(109b) Solid Acid Catalyzed Acetalization of Glycerol Derived Ether-Ones

Continued US federal incentives for biodiesel production and consumption provide a stable excess of inexpensive glycerol. Published works have previously reported both glycerol etherification with primary alcohols over solid acid catalysts and production of symmetric glycerol-derived diether alcohols (e.g., 1,3-dimethoxy-propan-2-ol) through epichlorohydrin ring opening and etherification at high pH. Previous work in our group has established that these glycerol-derived secondary alcohols can be oxidized to symmetric glycerol-derived diether ketones (e.g., 1,3-dimethoxy-propan-2-one) via oxidative dehydrogenation with O₂ over platinum catalysts at ~333 K and ambient pressure. From these ketones we can perform acetalizations with bioderived C₃ and C₄ polyols (i.e., glycerol, 1,2-propanediol, 1,4-butanediol) to produce acetals, which are useful as green solvents and fuel additives. Metallosilicate catalysts (M = Zr, Hf, Ga) were synthesized via simple one-pot method such that metal atoms were incorporated into a silicon xerogel matrix (M-xerogels), resulting in formation of dispersed Lewis acid sites. These materials were characterized by N₂ physisorption, inductively coupled plasma optical emission spectroscopy, pyridine chemisorption followed by transmission FTIR spectroscopy, X-ray absorption spectroscopy, and ex situ diffuse reflectance UV-Visible spectroscopy. Acetalization of 1,3-dimethoxy-propan-2-one—and similar glycerol-derived diether-ketones—with various diols was observed over all M-xerogels (tert-butanol solvent, T=313-343 K, autogenous pressure). The formation of 2,2-bis(methoxymethyl)-4-methyl-1,3-dioxolane and similar dioxolanes, reported here, are previously unreported. Per-Lewis-acid site-time yields (STYs) were highest for Ga-xerogel (~1.8*10^-2 s^-1) and lowest for Hf-xerogel (~4.7*10^-5 s^-1). Product yields, selectivities, apparent activation energies, and apparent reaction orders will be discussed as a function of the identity of the Lewis acid center.

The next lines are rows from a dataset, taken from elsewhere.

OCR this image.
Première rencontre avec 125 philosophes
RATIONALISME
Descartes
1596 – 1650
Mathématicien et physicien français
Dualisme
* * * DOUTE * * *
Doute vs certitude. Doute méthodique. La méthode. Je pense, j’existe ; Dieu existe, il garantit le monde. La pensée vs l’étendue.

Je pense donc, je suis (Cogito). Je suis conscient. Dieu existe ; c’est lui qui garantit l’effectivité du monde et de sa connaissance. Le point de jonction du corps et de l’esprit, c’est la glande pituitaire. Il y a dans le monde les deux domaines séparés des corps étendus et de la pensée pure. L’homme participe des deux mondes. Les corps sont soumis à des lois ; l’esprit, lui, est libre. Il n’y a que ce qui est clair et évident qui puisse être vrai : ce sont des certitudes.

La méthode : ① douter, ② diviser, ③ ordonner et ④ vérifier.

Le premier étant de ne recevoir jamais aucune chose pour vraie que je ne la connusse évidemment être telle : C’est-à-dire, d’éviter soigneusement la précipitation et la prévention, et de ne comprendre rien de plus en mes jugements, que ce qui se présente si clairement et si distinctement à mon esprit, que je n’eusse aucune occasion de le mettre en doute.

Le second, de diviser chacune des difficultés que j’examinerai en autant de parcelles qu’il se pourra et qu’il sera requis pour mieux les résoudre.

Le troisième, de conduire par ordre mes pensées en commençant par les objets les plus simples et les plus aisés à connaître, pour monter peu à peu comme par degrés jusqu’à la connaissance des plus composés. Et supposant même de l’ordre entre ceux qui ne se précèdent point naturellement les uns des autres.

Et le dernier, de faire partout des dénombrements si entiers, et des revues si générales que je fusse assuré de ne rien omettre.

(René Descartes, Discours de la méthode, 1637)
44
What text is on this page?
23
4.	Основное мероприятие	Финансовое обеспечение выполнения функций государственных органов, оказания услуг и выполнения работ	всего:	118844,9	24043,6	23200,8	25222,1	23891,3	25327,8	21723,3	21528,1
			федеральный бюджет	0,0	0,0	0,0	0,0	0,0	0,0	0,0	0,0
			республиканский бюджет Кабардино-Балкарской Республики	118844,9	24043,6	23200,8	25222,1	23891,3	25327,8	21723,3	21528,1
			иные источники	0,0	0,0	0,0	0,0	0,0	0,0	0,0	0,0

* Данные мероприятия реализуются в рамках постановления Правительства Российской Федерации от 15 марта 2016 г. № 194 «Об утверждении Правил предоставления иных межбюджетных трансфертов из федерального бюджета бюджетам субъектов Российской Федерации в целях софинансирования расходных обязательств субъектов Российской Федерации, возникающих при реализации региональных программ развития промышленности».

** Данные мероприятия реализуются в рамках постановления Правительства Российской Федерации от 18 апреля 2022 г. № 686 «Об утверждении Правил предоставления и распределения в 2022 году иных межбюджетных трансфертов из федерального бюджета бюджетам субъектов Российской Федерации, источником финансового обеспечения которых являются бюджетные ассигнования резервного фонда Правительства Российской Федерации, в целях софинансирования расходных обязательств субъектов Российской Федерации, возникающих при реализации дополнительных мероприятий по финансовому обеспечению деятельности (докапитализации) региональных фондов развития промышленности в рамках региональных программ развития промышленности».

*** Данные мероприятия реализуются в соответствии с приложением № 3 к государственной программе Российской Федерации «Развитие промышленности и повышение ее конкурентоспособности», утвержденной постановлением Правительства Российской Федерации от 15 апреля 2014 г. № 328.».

Additionally, the impact of solvent identity, equilibrium limitations (both calculated by DFT and measured experimentally), and water concentration on STY and catalyst reusability will be reported. These findings provide a roadmap towards formation of functionalized (and tunable) glycerol-derived acetals over simple amorphous solid Lewis acid catalysts.